Back in July, around the convention, you told me: “It’s a very different campaign. It’s more experienced, and it’s more determined…. I’ve never seen him as determined.” Over the past few months, Trump has experienced multiple brushes with death. There’s an ongoing Iranian plot to kill him, there are reports of Chinese hackers targeting his phone, and he got a new Democratic opponent.
Crazy things always happen in campaigns, but this one’s been a real roller coaster. Tell me about that personal determination factor from the team and the President now, especially given the lawfare element when it comes to Trump.
When you think about everything he’s been through — they tried to take away his wealth, take away his business, put him in jail. A lot of his lawfare cases had significant penalties with them. And it all fell apart. And then suddenly, the situation where he was able to survive an assassination. And then there was another attempt. They didn’t have enough Secret Service protection. And the campaign had requested more. And when you look at Robert F. Kennedy Jr., who now supports Donald Trump, he didn’t have any. And how do you not give Robert F. Kennedy Jr. any Secret Service protection?
President Trump has weathered all that adversity with a level of class and a level of determination and a quiet defiance. He dealt with it with dignity, and he’s now leading his voters to hopefully an election where he puts America in the right direction, because he cares passionately about our country. He really does want to go back to the policies that work.
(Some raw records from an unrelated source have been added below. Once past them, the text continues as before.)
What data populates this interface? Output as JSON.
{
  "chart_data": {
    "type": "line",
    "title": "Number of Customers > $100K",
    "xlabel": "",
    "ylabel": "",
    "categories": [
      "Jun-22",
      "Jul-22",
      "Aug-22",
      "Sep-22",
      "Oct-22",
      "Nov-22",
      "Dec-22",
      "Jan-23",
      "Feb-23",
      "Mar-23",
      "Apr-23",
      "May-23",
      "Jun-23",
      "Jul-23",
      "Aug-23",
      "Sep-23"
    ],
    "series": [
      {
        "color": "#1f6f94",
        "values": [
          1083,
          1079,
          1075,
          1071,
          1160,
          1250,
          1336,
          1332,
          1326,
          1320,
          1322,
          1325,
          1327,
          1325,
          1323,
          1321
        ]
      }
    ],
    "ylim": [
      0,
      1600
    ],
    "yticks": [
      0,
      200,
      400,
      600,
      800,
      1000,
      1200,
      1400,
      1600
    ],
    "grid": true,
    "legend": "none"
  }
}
He really does want to see the working men and women of America in a better position, where their standard of living is better, their wages are protected, they can earn more, they’re safe in their homes, and they don’t have to worry about sending their send their sons and daughters off to these endless wars.
Trump’s always run as an economic populist. In this final stretch, he’s thrown out an interesting buffet of populist policy ideas out there: no tax on tips or overtime pay, universal coverage of IVF, temporarily capping credit card interest rates at 10 percent, and tariffs of course. What or who inspired Trump to throw a lot of these ideas out on the campaign trail this cycle?
He usually talks it over with people. Some of them are high-level policy advisers. On economics, he’ll talk to Larry Kudlow, Steve Moore, Steve Forbes, and Art Laffer. He’ll also talk to average men and women, and he’ll get inspired by what they say and how they’re feeling. He knows that working people who work for tips used to get tipped in cash, when they didn’t have the IRS chasing them to find out what their income was. Now that’s all different, and now people are being tipped in credit cards, and people are being discouraged to work because they’re paying taxes all the time. And Kamala Harris wants to let the Trump tax cuts lapse. There’ll be a $5 trillion tax increase. She wants to raise income taxes, capital gains on homes and retirement savings and taxes on small businesses.
President Trump’s got a good plan that he gets from his own focus groups talking to average people. And when you look at his proposals, he runs them by policy people. He’s got advisers from America First Policy Institute, he’s got advisers on the campaign, and he runs it by them.